In the morning he awoke and a cage of light from the one small widow enclosed him.

His very dark arms and hands lay upon the tattered quilt, unchanged.

He let out a great sigh, and buried his face in his pillow.

 

W
ALTER WAS DRAWN
back to the boardwalk each afternoon, always careful to give the hot dog proprietor and his grill a wide go-around.

A great thing was happening, thought Walter. A great change, a progression. He would watch the details of this dying summer, and it would give him much to think of. He would try to understand the summer all the way to the end of it. Autumn rose in a tidal wave, poised over him, ready to drop, suspended.

Bill and Walter talked each day, and afternoons passed, and their two arms lying near each other began to resemble one another in an oddly pleasing way to Walter, who watched, fascinated with this thing occurring, this thing Bill had planned and so patiently bided his time for.

Bill traced sand patterns with one pale hand that day by day became a darker hand. Each finger was dyed by the sun.

On Saturday and Sunday, more white boys appeared. Walter walked away, but Bill yelled for him to stay, what the heck, what the heck! And Walter joined them playing volleyball.

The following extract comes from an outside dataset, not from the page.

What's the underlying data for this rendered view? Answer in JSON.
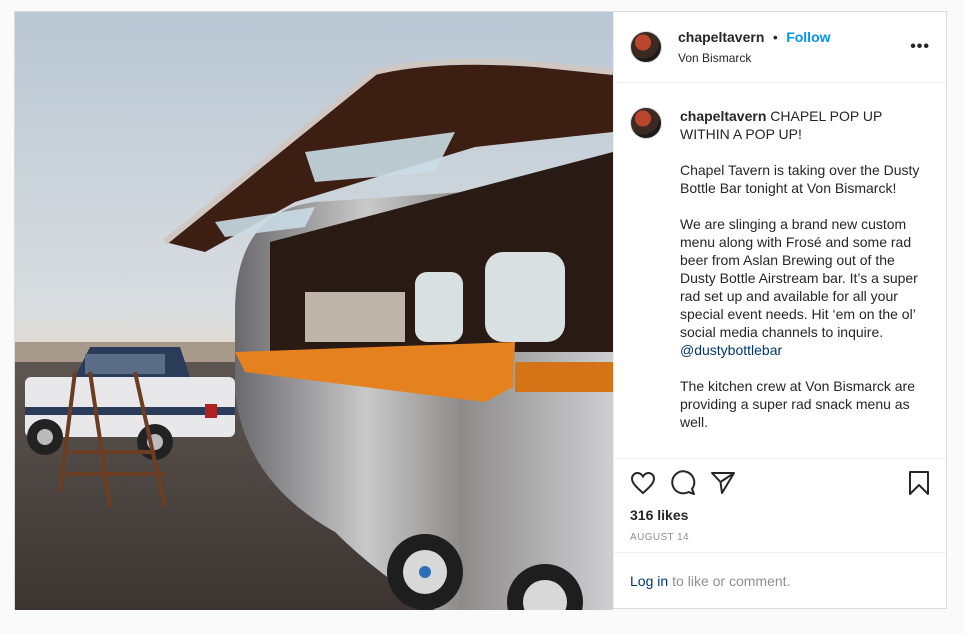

Summer had plunged them all into sand-flame and green water-flame until they were rinsed and lacquered with darkness. For the first time in his life, Walter felt a part of people. They'd chosen to cloak themselves in his skin and they danced, growing dark, on each side of the high net, tossing the ball and their laughter back and forth, wrestling with Walter, joking with him, tossing him into the sea.

Finally, one day Bill slapped his hand to Walter's wrist bone and cried, “Look here, Walter!”

Walter looked.

“I'm darker than you are, Walt!” cried Bill, amazed.

“I'll be darned, I'll be gosh-darned,” murmured Walter, moving his eyes from wrist to wrist. “Umnh-umnh. Yes, sir, you
are,
Bill. You
sure
are.”

Bill left his fingers on Walter's wrist, a sudden stunned expression on his face, half scowling, lower lip loosened, and thoughts starting to shift places in his eyes. He jerked his hand away with a sharp laugh and looked out to sea.

“Tonight I'm wearing my white sport shirt. It sure looks snazzy. The white shirt and my tan—boy-oh-boy!”

“I bet that looks nice,” said Walter, looking to see what Bill was gazing at. “Lots of colored folks wear
black
clothes and wine-colored shirts to make their faces seem whiter.”

“Is that so, Walt? I didn't know that.”

Bill seemed uneasy, as if he'd thought of something he couldn't handle. As if it was a brilliant idea he said to Walter, “Hey, here's some dough. Go buy us a coupla dogs.”

Walter smiled appreciatively. “That hot dog man don't like me.”

“Take the dough and go, anyhow. To hell with him.”

“All right,” said Walter, with reluctance. “You want everything on yours?”

“The works!”

Walter loped across the hot sands. Leaping up to the walk he passed into the odorous shadow of the stand where he stood tall and dignified and flute-lipped. “Two hot dogs, with everything on them, to go out, please,” he said.